The next one would be to get one (or more) such devices, install FreeBSD and do some tests to confirm that things are indeed working well.
Then you could try to build X11. If everything works so far, it might make sense to try and build all packages of the GhostBSD Openbox spin. Should that work - then the device is definitely promising!
Try to build packages for the Xfce spin and finally of the MATE spin of GhostBSD. See which packages are broken (I have no idea what works on ARM currently and what does not).
Document everything on the wiki.
If you're willing to do some of the work I would expect that there are probably other people, too, who might give it a whirl and probably join the effort.
To be honest, I thought about supporting ARM, too, and I'd really like to see this some time in the future. However I have not checked back with the others, yet, so I can only give my personal opinion here.
While it would certainly be nice to support other architectures, I don't see this happening in the near future because there are some big tasks that have to be taken care of beforehand:
As far as I know the ARM support for FreeBSD versions before 11.0 is rather poor in comparison. One goal for 11.0 was to make ARM a tier 1 architecture together with i386 and amd64 but this was obviously not met with success (if you don't know about FreeBSD's tier system you might want to read this: https://www.freebsd.org/doc/en_US.ISO88 ... archs.html).
Another thing is that GhostBSD is moving towards using its own binary packages (so that we can diverge from FreeBSD's default ports options and tune things more towards desktop usage). To support another architecture would mean to build another set of packages. That alone means more work but in case of an architecture like ARM we'd also have to make use of something like qemu to emulate ARM so that we can even build the packages!

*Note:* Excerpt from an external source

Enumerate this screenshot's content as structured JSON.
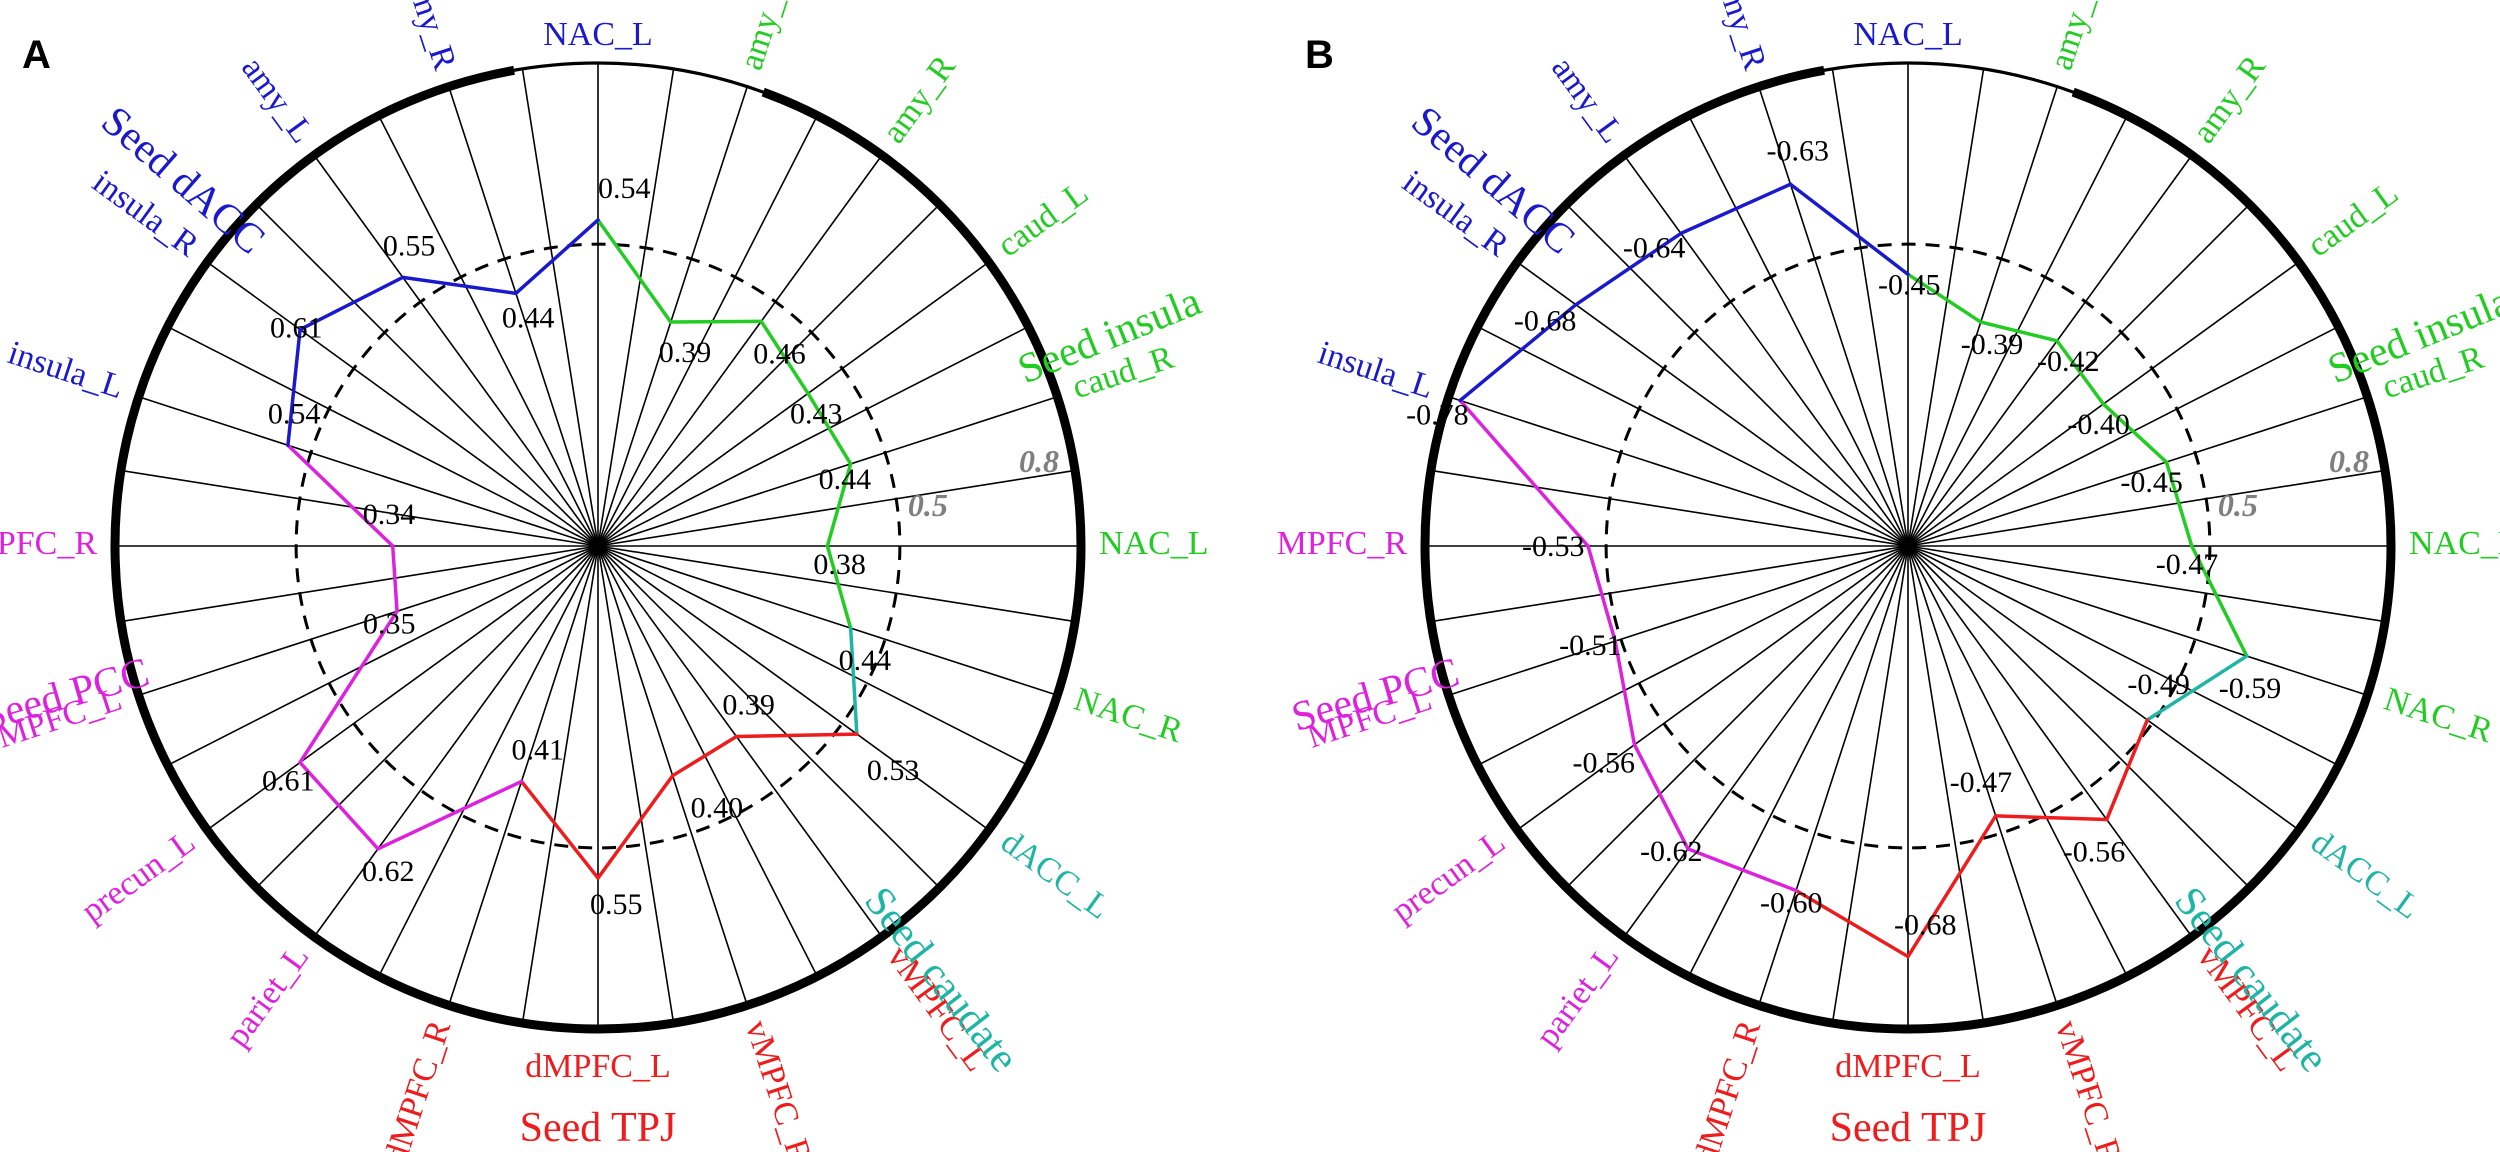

And then there's the problem that you don't just do "ARM" once and be done as there are several variants out there. I'm not an expert on this, though, but I think that we'd never be able to support "everything ARM". We'd have to test various machines to see if it even makes sense to use it as a desktop. And things like this are pretty much completely out of scope of the small team that we currently are.

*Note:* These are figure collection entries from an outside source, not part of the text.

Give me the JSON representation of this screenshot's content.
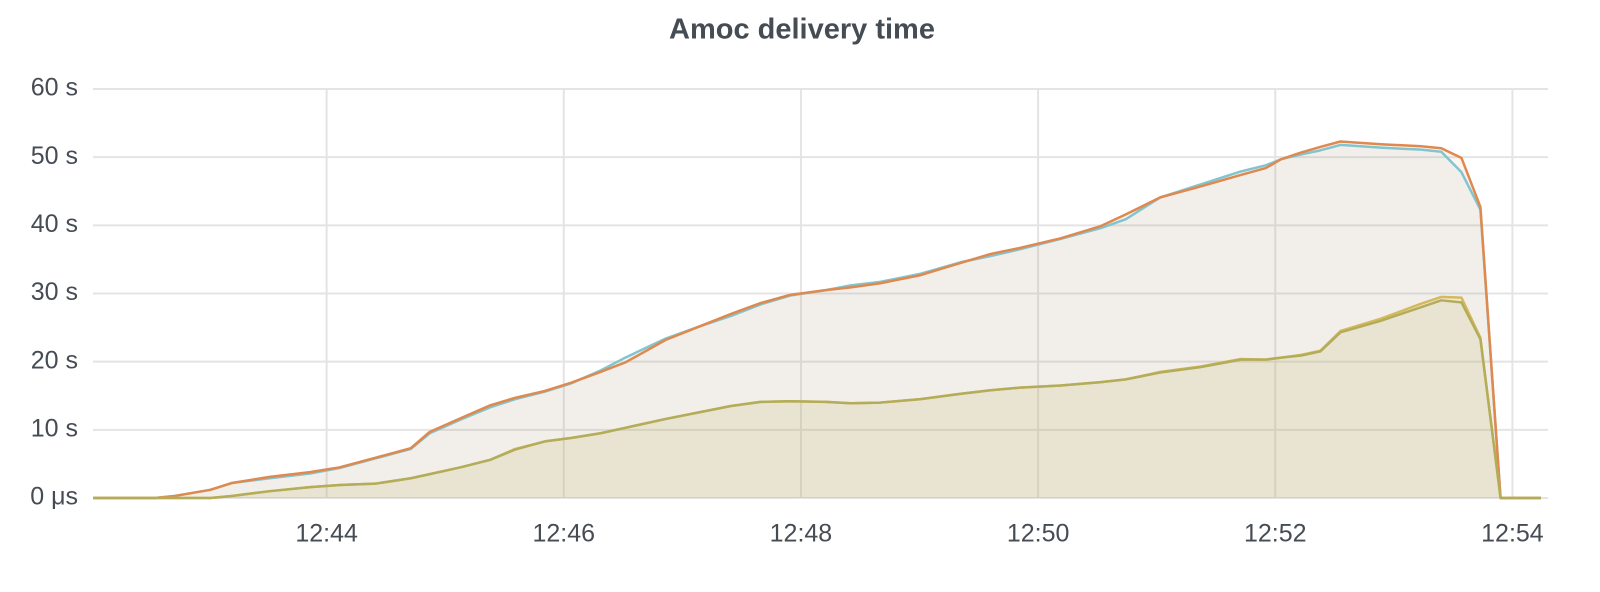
{
  "chart_data": {
    "type": "line",
    "title": "Amoc delivery time",
    "x": [
      42.03,
      42.55,
      42.72,
      43.02,
      43.2,
      43.52,
      43.86,
      44.11,
      44.41,
      44.71,
      44.87,
      45.13,
      45.38,
      45.59,
      45.84,
      46.06,
      46.31,
      46.52,
      46.86,
      47.15,
      47.41,
      47.66,
      47.91,
      48.21,
      48.42,
      48.67,
      49.01,
      49.35,
      49.6,
      49.85,
      50.19,
      50.53,
      50.74,
      51.03,
      51.37,
      51.71,
      51.92,
      52.05,
      52.22,
      52.38,
      52.55,
      52.89,
      53.23,
      53.4,
      53.57,
      53.73,
      53.9,
      54.24
    ],
    "series": [
      {
        "color": "#82c4cf",
        "values": [
          0,
          0,
          0.3,
          1.2,
          2.2,
          2.9,
          3.6,
          4.4,
          5.8,
          7.2,
          9.5,
          11.5,
          13.3,
          14.5,
          15.6,
          16.8,
          18.7,
          20.6,
          23.4,
          25.2,
          26.7,
          28.4,
          29.7,
          30.5,
          31.2,
          31.7,
          32.9,
          34.6,
          35.5,
          36.5,
          38.0,
          39.6,
          40.9,
          44.1,
          46.0,
          47.9,
          48.8,
          49.7,
          50.4,
          51.0,
          51.8,
          51.4,
          51.1,
          50.8,
          47.8,
          42.3,
          0,
          0
        ]
      },
      {
        "color": "#e0894e",
        "values": [
          0,
          0,
          0.3,
          1.2,
          2.2,
          3.1,
          3.8,
          4.5,
          5.9,
          7.3,
          9.7,
          11.7,
          13.6,
          14.7,
          15.7,
          16.9,
          18.5,
          19.9,
          23.2,
          25.2,
          27.0,
          28.6,
          29.8,
          30.5,
          30.9,
          31.5,
          32.7,
          34.5,
          35.8,
          36.7,
          38.1,
          39.9,
          41.6,
          44.1,
          45.7,
          47.4,
          48.4,
          49.7,
          50.7,
          51.5,
          52.3,
          51.9,
          51.6,
          51.3,
          49.9,
          42.7,
          0,
          0
        ]
      },
      {
        "color": "#d4b95e",
        "values": [
          0,
          0,
          0,
          0,
          0.3,
          1.0,
          1.6,
          1.9,
          2.1,
          2.9,
          3.5,
          4.5,
          5.6,
          7.2,
          8.3,
          8.8,
          9.5,
          10.3,
          11.6,
          12.6,
          13.5,
          14.1,
          14.2,
          14.1,
          13.9,
          14.0,
          14.5,
          15.3,
          15.8,
          16.2,
          16.5,
          17.0,
          17.4,
          18.5,
          19.3,
          20.4,
          20.3,
          20.6,
          21.0,
          21.6,
          24.5,
          26.3,
          28.5,
          29.5,
          29.4,
          23.5,
          0,
          0
        ]
      },
      {
        "color": "#b3ad5a",
        "values": [
          0,
          0,
          0,
          0,
          0.3,
          1.0,
          1.6,
          1.9,
          2.1,
          2.9,
          3.5,
          4.5,
          5.6,
          7.1,
          8.3,
          8.8,
          9.5,
          10.3,
          11.6,
          12.6,
          13.5,
          14.1,
          14.2,
          14.1,
          13.9,
          14.0,
          14.5,
          15.3,
          15.8,
          16.2,
          16.5,
          17.0,
          17.4,
          18.4,
          19.2,
          20.3,
          20.3,
          20.6,
          20.9,
          21.5,
          24.3,
          26.0,
          28.0,
          29.0,
          28.7,
          23.3,
          0,
          0
        ]
      }
    ],
    "xlim": [
      42.03,
      54.3
    ],
    "xticks": [
      {
        "value": 44,
        "label": "12:44"
      },
      {
        "value": 46,
        "label": "12:46"
      },
      {
        "value": 48,
        "label": "12:48"
      },
      {
        "value": 50,
        "label": "12:50"
      },
      {
        "value": 52,
        "label": "12:52"
      },
      {
        "value": 54,
        "label": "12:54"
      }
    ],
    "ylim": [
      0,
      60
    ],
    "yticks": [
      {
        "value": 0,
        "label": "0 μs"
      },
      {
        "value": 10,
        "label": "10 s"
      },
      {
        "value": 20,
        "label": "20 s"
      },
      {
        "value": 30,
        "label": "30 s"
      },
      {
        "value": 40,
        "label": "40 s"
      },
      {
        "value": 50,
        "label": "50 s"
      },
      {
        "value": 60,
        "label": "60 s"
      }
    ],
    "grid": true
  }
}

So the important steps that are currently being prepared are:
- Upgrade GhostBSD to version 11.0
- Create our own package repo for i386 & amd64
- Change package options according to our own needs
If you want to help making this happen, here are a few thoughts on that:
A good first step into making GhostBSD support some kind of ARM (at least in experimental state) would probably to make a list of devices that are known to run FreeBSD 11.0 well.
The next one would be to get one (or more) such devices, install FreeBSD and do some tests to confirm that things are indeed working well.
Then you could try to build X11. If everything works so far, it might make sense to try and build all packages of the GhostBSD Openbox spin. Should that work - then the device is definitely promising!
Try to build packages for the Xfce spin and finally of the MATE spin of GhostBSD. See which packages are broken (I have no idea what works on ARM currently and what does not).
Document everything on the wiki.
If you're willing to do some of the work I would expect that there are probably other people, too, who might give it a whirl and probably join the effort.